Supreme Court upholds Islamic guilty verdict handed to cleric

Abu Bakar Bashir's sentence to two and a half years in jail for complicity in the 2002 Bali bombing is upheld.


Jakarta (AsiaNews/Agencies) – In a ruling made last week during a closed session, Indonesia's Supreme Court upheld the guilty verdict and the two and a half year sentence handed to Muslim cleric Abu Bakar Bashir.

Hussein Kasim, a spokesperson for the Court, said: "In their ruling, the panel of judges upheld the verdict made by the South Jakarta district court".

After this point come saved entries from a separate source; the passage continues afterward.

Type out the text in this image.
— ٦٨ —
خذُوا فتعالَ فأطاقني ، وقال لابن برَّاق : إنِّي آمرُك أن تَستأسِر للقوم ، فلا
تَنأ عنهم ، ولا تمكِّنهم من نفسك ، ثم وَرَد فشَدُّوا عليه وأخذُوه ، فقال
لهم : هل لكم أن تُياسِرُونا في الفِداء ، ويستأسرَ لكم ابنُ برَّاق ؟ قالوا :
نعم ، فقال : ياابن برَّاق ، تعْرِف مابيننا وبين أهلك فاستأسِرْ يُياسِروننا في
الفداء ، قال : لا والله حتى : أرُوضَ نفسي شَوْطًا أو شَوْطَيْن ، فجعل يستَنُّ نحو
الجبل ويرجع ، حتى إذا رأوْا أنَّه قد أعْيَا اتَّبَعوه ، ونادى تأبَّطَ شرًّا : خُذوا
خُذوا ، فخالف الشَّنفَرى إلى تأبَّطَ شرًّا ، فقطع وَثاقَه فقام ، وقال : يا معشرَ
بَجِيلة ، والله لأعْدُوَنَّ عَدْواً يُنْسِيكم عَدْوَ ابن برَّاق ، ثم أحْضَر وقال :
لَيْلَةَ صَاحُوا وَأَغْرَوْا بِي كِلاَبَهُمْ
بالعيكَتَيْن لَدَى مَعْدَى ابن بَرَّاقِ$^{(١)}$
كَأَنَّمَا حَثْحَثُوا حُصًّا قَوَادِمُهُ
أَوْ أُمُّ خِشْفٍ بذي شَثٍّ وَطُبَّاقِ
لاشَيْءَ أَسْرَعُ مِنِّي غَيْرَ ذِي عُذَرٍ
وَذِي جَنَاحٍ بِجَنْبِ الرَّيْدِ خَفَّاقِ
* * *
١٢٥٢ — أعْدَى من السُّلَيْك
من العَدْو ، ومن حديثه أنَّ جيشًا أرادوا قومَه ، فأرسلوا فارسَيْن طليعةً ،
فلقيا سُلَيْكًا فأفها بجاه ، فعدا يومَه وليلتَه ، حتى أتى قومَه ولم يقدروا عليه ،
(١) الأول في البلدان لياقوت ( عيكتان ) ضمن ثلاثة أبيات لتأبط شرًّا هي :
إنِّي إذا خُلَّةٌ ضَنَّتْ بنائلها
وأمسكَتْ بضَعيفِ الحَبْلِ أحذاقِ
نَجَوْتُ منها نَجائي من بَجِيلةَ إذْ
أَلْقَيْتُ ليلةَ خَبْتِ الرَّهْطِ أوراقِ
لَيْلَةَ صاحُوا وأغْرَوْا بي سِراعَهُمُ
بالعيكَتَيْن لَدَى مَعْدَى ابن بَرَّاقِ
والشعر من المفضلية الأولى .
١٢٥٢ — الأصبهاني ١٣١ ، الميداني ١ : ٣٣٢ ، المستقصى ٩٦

The cleric was found guilty of complicity in the 2002 Bali bombing that killed 202 people. He was sentenced on March 3 of this year for that crime, but was found not guilty of the suicide attack against Jakarta's JW Mariott Hotel in which 12 peopled died.

The judges found that Bashir was not directly involved in the execution of the Bali attack but had 'approved' it. The Prosecution had demanded eight years.

In sentencing him, the District Court said that the accused had known that the people who carried out the attack in Bali had been trained in Pakistan and Afghanistan . . . The evidence for his complicity was there."

In both cases, Bashir was tried under the regular Penal Code instead of the more draconian anti-terrorist laws adopted after the 2002 attack.